Adding value to meetings

type
Article
author
By Institute of Directors
date
14 Oct 2014
read time
2 min to read
Board room table with empty chairs

How do I contribute?

When starting out as a director, it’s natural to be unsure about how you will add value in the boardroom. Until you get to know the business you can’t be expected to know everything about the business. Before accepting a board position, you should always do some due diligence around the organisation and know what you’re getting yourself into.

There are also some important questions that any enquiring board member will ask of management – or each other – about the items of business placed in front of them. These are questions that you should ask, not questions you can afford to hope someone else will ask!

  • What issues do the papers in front of me raise?
    • They may be explicit matter or implicit in the papers.
  • Do we have enough information?
  • Did we get answers to what we asked last time?
  • Are we dealing with issues of risk, compliance and strategy in the right balance? Is the bad news reaching the board?
  • How can we measure/benchmark progress?
  • How do we validate information that doesn’t seem right?

A board needs to constantly be asking itself and management some key questions. Negative responses indicate an area of concern and the need for board attention/direction.

  • How well do we know our market environment?
    • Competitors? Strengths? Weaknesses? Opportunities?
  • How do our customers/clients perceive us?
    • Products and customer service?
  • How do other stakeholders perceive us?
    • Reputation and image?
  • How can we improve our economic or service value-add?
  • Are we focusing effectively on shareholder/stakeholder (or member) value?
  • Can we gain more effective resource utilisation?

Finally, there are a few principles which make any board effective:

  • Challenging, probing recommendations
  • Having a creative, innovative approach to driving the organisation forward
  • Thinking long term about trends and future scenarios
  • Being available to management to discuss issues
  • Having a comprehensive understanding of the critical success factors
  • And of course, knowing what could derail them.

Tips for contributing to board meetings

Be prudent and always engage in a process of due diligence

You, as governor of an organisation are liable for the decisions you make. You always need to be able to show that you did everything you could to ensure the board made the right decisions. Always remember too, that “I wasn’t at the meeting” is not a good enough excuse. You are still held to account for the decisions of the board as a collective.

It’s a helpful rule of thumb to spend at least 1-2 hours out-of-meeting time reading up on the papers for each hour of in-meeting time.

Be brave and ask the ‘stupid’ question

Especially regarding finance! If you don’t understand, make sure you ask the right questions until you do. Set up a session with your accountant or CFO to go through the budgets until you know how the place ticks. Don’t hesitate to bring in an external expert if you need to.
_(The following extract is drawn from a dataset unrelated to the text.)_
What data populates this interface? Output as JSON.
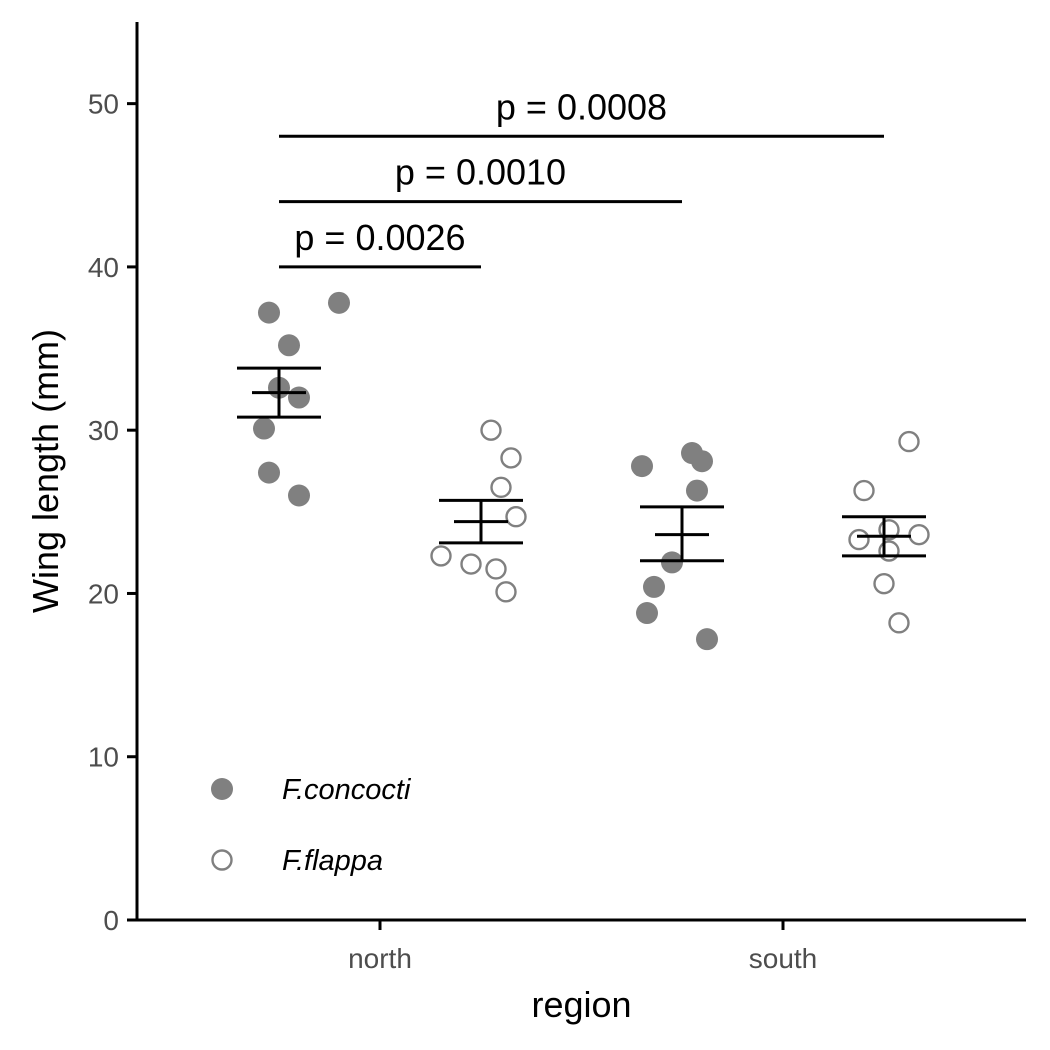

Always remind yourself that you are there to add value

Any director should be motivated by the desire to add value to the boardroom and the organisation. Self-reflection after the meeting is recommended.

Adding value requires risk

Accept you will make mistakes. Governance is not about a right and a wrong answer. It is about making strategic decisions and choices about the future. Take the fear out of making mistakes by planning, measuring and reflecting honestly.